Buckwheat is also a source of substances important for the normal functioning of the body. Indeed, with a meager diet of the dietary menu, a person does not receive enough micro- and macroelements, vitamins, minerals, amino acids, protein compounds in the required amount, which can subsequently cause metabolic disorders, exacerbation of chronic diseases, deterioration of general well-being, and digestive problems.
The peculiarity of buckwheat during weight loss is due to the presence in the composition of coarse vegetable fiber, which well cleanses the intestines from toxins and toxins, improves digestion, normalizes metabolism, and helps to cope with existing constipation.

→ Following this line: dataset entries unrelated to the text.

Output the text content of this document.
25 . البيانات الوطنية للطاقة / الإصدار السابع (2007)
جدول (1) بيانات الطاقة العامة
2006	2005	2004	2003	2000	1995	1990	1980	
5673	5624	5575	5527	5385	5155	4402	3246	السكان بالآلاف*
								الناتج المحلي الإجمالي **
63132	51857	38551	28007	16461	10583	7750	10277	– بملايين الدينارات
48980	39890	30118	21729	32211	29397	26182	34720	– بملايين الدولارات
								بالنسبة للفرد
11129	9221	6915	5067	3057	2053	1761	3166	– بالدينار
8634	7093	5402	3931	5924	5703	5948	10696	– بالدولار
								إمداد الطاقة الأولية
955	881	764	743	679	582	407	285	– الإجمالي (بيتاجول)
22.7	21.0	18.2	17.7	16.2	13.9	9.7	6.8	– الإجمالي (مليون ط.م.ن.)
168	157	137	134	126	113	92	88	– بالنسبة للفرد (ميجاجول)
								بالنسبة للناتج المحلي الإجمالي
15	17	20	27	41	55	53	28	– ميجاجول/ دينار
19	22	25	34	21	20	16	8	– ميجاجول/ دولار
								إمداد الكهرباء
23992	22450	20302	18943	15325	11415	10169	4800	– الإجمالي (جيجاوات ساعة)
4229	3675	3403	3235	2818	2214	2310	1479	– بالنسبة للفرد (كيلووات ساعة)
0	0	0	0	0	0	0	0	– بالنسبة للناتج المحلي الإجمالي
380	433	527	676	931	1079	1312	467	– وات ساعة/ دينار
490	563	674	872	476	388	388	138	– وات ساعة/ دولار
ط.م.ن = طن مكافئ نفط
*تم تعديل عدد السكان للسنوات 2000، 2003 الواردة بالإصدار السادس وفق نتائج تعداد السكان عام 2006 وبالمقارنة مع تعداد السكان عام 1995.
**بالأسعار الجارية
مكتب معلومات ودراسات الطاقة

Another advantage of the buckwheat diet is its budget. Groats belong to the category of inexpensive and affordable products. The process of preparing porridge is simple and quick, requiring no special culinary skills. The buckwheat diet is satisfying, which reduces the occurrence of bouts of hunger. Due to the ability to use other healthy products, it is easily tolerated, allows you to diversify the diet, and reduces the risk of breakdown.
Harm and contraindications
Prolonged and excessive consumption of steamed buckwheat in people suffering from diarrhea will worsen the course of the disease and provoke disorders of the digestive system.
Buckwheat is harmful with arterial hypotension, as it lowers blood pressure. The steamed buckwheat diet has a number of contraindications, since it aggravates chronic pathologies, causes drowsiness, general malaise, headaches and dizziness associated with glucose deficiency.
Insufficient protein intake threatens muscle weakness and reduced bone strength, and a lack of potassium negatively affects the work of the heart.
Dishes with buckwheat are excluded:
- with an allergy to cereals;
- with hypotension;
- with severe urolithiasis;
- during an exacerbation of diseases of the gastrointestinal tract, cardiovascular system;
- with dysfunction of the liver and kidneys.
Conclusion
Buckwheat has a positive effect on health and helps to cope with many problems. With regular consumption of steamed buckwheat, you can heal the body, get rid of extra pounds, alleviate the symptoms of gout, rheumatism, osteochondrosis, atherosclerosis, and hypertension. But do not forget that even the most useful product has contraindications and that everything is good in moderation.